Lenny and Office Susie accompany Tobin to Milwaukee’s Landlord Training Program as part of Tobin’s agreement with Alderman Witkowski. Around sixty other landlords are present, and at 9:00 a.m. the program coordinator, Karen, began the lecture. She emphasizes the importance of screening one’s tenants, or determining “who’s been naughty and who’s been nice.” She explains that it is not realistic to expect a tenant with a previous eviction to pay their rent, so it is foolish to accept them.
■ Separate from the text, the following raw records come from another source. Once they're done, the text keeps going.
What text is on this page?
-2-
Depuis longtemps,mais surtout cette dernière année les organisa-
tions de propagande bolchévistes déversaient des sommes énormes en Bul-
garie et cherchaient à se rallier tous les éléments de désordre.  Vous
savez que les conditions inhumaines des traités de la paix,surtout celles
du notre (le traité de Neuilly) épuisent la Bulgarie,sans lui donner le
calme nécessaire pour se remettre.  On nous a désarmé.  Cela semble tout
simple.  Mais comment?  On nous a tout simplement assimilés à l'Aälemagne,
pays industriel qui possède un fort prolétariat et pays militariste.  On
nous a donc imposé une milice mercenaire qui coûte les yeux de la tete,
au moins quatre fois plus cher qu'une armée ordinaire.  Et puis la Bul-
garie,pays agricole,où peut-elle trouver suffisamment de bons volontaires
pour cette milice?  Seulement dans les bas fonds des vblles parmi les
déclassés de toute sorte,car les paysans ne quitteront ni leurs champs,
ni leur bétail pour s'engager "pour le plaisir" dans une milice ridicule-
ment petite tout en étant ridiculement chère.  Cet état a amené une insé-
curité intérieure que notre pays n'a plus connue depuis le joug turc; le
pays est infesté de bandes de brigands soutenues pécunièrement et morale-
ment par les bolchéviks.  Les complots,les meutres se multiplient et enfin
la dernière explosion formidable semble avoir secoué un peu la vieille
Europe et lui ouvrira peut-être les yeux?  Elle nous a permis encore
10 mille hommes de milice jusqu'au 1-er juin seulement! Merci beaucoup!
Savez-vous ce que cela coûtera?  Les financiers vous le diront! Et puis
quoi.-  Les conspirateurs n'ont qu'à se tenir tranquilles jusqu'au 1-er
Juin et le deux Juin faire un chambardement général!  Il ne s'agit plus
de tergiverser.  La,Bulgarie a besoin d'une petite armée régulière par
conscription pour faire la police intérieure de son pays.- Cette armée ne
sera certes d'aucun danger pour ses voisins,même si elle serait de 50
  • A landlord’s decision to accept or reject a tenant carries major consequences for both neighborhoods and individual buildings. Landlords have the power to shape “a geography of advantage and disadvantage” by trapping poor families in crime-ridden areas. A history of poverty, addiction, and incarceration can lead to an individual's “being isolated from job networks and exposed to vice and violence,” thus making it nearly impossible to lift oneself out of poverty.

Teddy decides to go home to Tennessee, and Scott realizes that he needs a plan. He asks Pito, a friend he met in Narcotics Anonymous, about job prospects. Pito connects him with Mira, “a take-no-shit lesbian,” who gives him a job hauling out abandoned valuables from foreclosed homes. Scott is shocked by all of the things people leave behind.

Teddy leaves for Tennessee in a white van, and the next evening Scott’s trailer is looted. Everyone in the park knows that he and Scott have been evicted, and that Teddy is gone. They wait until Scott is at work before taking everything of value, but they leave behind a plastic container that holds his photos, diplomas, and other “evidence that he had once been someone else.” They also left his Polaroid camera and his books, but took all of the empty beer cans to sell.

Scott thinks about the final home that he had cleared out that night. It had looked like a regular house, but inside was a stripper pole and a homemade stage that was surrounded by couches. Hardcore pornography was everywhere, including in two of three bedrooms upstairs. In the third bedroom, however, there was a twin bed, toys, and unfinished homework. Scott thinks about that bedroom as he sits on the floor of his “gutted-out trailer” and weeps.